Theoretical chemists on cover of ChemComm

VU Theoretical chemists Trevor A Hamlin and Matthias Bickelhaupt have revealed how magnesium ions lower the reaction barrier in enzymatic triphosphate hydrolysis (a key step in DNA replication and other reactions that are vital to life), using quantum chemical methods.

04/19/2018 | 1:53 PM

The work of Trevor A. Hamlin and Matthias Bickelhaupt of the Department of Theoretical Chemistry has been published in ChemComm, the flagship communications journal of the Royal Society of Chemistry (Cambridge), where it was awarded by the editor with an appearance on the cover.

DNA replication
Triphosphate hydrolysis is ubiquitous in biochemistry and serves a primary role in DNA replication but also in biochemical energy storage and transfer. DNA replication is key to expressing our genetic information, and to passing it on to the next generation: they belong to the fundamental chemical reactions of life.

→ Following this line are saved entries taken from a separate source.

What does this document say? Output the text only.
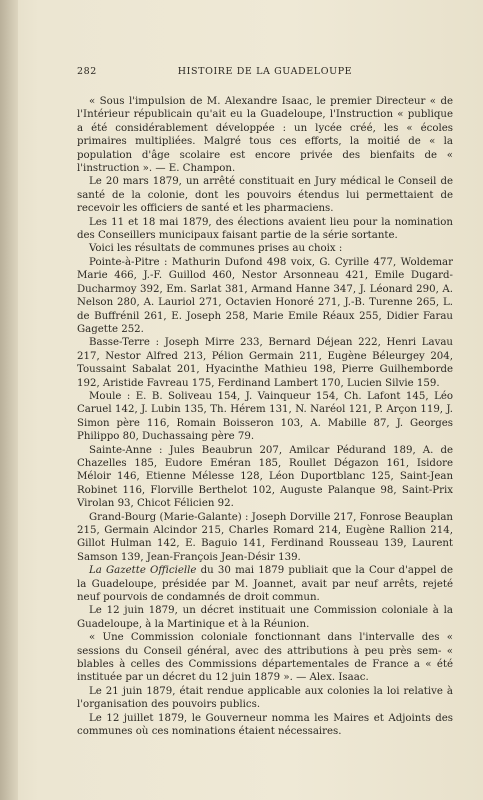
282	HISTOIRE DE LA GUADELOUPE

« Sous l'impulsion de M. Alexandre Isaac, le premier Directeur « de l'Intérieur républicain qu'ait eu la Guadeloupe, l'Instruction « publique a été considérablement développée : un lycée créé, les « écoles primaires multipliées. Malgré tous ces efforts, la moitié de « la population d'âge scolaire est encore privée des bienfaits de « l'instruction ». — E. Champon.

Le 20 mars 1879, un arrêté constituait en Jury médical le Conseil de santé de la colonie, dont les pouvoirs étendus lui permettaient de recevoir les officiers de santé et les pharmaciens.

Les 11 et 18 mai 1879, des élections avaient lieu pour la nomination des Conseillers municipaux faisant partie de la série sortante.

Voici les résultats de communes prises au choix :

Pointe-à-Pitre : Mathurin Dufond 498 voix, G. Cyrille 477, Woldemar Marie 466, J.-F. Guillod 460, Nestor Arsonneau 421, Emile Dugard-Ducharmoy 392, Em. Sarlat 381, Armand Hanne 347, J. Léonard 290, A. Nelson 280, A. Lauriol 271, Octavien Honoré 271, J.-B. Turenne 265, L. de Buffrénil 261, E. Joseph 258, Marie Emile Réaux 255, Didier Farau Gagette 252.

Basse-Terre : Joseph Mirre 233, Bernard Déjean 222, Henri Lavau 217, Nestor Alfred 213, Pélion Germain 211, Eugène Béleurgey 204, Toussaint Sabalat 201, Hyacinthe Mathieu 198, Pierre Guilhemborde 192, Aristide Favreau 175, Ferdinand Lambert 170, Lucien Silvie 159.

Moule : E. B. Soliveau 154, J. Vainqueur 154, Ch. Lafont 145, Léo Caruel 142, J. Lubin 135, Th. Hérem 131, N. Naréol 121, P. Arçon 119, J. Simon père 116, Romain Boisseron 103, A. Mabille 87, J. Georges Philippo 80, Duchassaing père 79.

Sainte-Anne : Jules Beaubrun 207, Amilcar Pédurand 189, A. de Chazelles 185, Eudore Eméran 185, Roullet Dégazon 161, Isidore Méloir 146, Etienne Mélesse 128, Léon Duportblanc 125, Saint-Jean Robinet 116, Florville Berthelot 102, Auguste Palanque 98, Saint-Prix Virolan 93, Chicot Félicien 92.

Grand-Bourg (Marie-Galante) : Joseph Dorville 217, Fonrose Beauplan 215, Germain Alcindor 215, Charles Romard 214, Eugène Rallion 214, Gillot Hulman 142, E. Baguio 141, Ferdinand Rousseau 139, Laurent Samson 139, Jean-François Jean-Désir 139.

La Gazette Officielle du 30 mai 1879 publiait que la Cour d'appel de la Guadeloupe, présidée par M. Joannet, avait par neuf arrêts, rejeté neuf pourvois de condamnés de droit commun.

Le 12 juin 1879, un décret instituait une Commission coloniale à la Guadeloupe, à la Martinique et à la Réunion.

« Une Commission coloniale fonctionnant dans l'intervalle des « sessions du Conseil général, avec des attributions à peu près sem- « blables à celles des Commissions départementales de France a « été instituée par un décret du 12 juin 1879 ». — Alex. Isaac.

Le 21 juin 1879, était rendue applicable aux colonies la loi relative à l'organisation des pouvoirs publics.

Le 12 juillet 1879, le Gouverneur nomma les Maires et Adjoints des communes où ces nominations étaient nécessaires.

Magnesium ions play a pivotal role in this reaction, speeding up an otherwise exceptionally slow process. The physical mechanism through which the ions achieve their effect was still poorly understood.

Two mechanisms
Now, the team of researchers led by Hamlin and Bickelhaupt has, for the first time, fully uncovered the enzymatic role of the magnesium ions, disentangled from the remaining enzyme environment, on this SN2@P reaction. They have demonstrated how magnesium ions lower the barrier of the enzymatic triphosphate hydrolysis through two distinct mechanisms: (a) weakening of the leaving-group bond, thereby decreasing activation strain; and (b) an enhancement of the electrophilicity of the triphosphate PPP substrate, thereby stabilizing the interaction with the nucleophile.

These insights have emerged from analyses using the research team’s activation strain model of chemical reactivity.